10.Caffeine in plants acts as a natural pesticide and herbicide
Caffeine is a stimulant found in the leaves, fruits and seeds of some caffeine-producing plants. The most common source of caffeine is coffee, but it is also found in tea, cola drinks and chocolate. Caffeine is a natural pesticide that helps protect the plant from predators. It also helps the plant to grow and reproduce.
Caffeine in plants function as a natural pesticide to help ward off insects that may attack the plants, and it may be useful in pest control, suggested a study from researchers at Harvard Medical School that was published in 1984 in the journal Science. At high doses, caffeine can even be toxic to insects.

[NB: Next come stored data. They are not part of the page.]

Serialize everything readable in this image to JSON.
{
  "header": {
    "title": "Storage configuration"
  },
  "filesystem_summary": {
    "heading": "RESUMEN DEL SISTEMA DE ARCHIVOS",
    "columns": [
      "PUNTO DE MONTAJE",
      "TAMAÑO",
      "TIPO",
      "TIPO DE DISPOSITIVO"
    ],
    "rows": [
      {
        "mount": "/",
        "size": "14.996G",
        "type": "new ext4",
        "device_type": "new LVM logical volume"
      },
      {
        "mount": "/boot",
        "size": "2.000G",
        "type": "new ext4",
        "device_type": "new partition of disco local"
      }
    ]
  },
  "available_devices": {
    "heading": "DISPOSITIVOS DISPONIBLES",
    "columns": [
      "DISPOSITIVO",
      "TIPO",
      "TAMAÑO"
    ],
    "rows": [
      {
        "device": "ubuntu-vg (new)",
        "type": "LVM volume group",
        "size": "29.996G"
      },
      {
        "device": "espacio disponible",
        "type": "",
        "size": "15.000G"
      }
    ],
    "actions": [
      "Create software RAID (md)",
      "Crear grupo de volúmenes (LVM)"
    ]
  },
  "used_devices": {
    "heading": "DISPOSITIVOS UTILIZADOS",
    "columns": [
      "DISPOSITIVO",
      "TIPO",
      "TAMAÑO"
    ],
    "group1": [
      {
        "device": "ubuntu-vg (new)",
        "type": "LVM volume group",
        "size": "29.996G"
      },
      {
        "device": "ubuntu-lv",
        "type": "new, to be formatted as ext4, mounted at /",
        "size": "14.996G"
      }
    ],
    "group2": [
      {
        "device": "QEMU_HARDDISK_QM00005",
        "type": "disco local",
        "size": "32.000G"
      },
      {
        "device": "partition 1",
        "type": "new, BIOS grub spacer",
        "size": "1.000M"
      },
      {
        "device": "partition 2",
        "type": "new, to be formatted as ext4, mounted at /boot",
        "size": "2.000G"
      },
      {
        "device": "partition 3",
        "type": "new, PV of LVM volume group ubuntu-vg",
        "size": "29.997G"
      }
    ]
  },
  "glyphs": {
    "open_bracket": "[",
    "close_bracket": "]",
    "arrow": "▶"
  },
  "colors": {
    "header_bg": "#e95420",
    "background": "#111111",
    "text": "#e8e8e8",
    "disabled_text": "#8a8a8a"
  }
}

Java Burn - Coffe for Diet
How much caffeine is too much?
There is no definitive answer to how much caffeine is too much, as everyone responds differently to the stimulant. But consuming more than 500 milligrams per day (about five cups of coffee) can cause adverse effects like restlessness, anxiety, and insomnia. exceeding 600 milligrams can also lead to stomach problems like diarrhea and nausea. pregnant women should consume no more than 200 milligrams of caffeine per day, as it can increase the risk of miscarriage.
In conclusion, caffeine is a naturally occurring substance found in coffee, tea, and chocolate. It is a stimulant that can improve alertness, mood, and cognitive function. While caffeine is generally safe and has some benefits, it can also have negative effects. For most people, moderate caffeine consumption is not harmful. However, it is important to be aware of the risks and side effects associated with caffeine intake.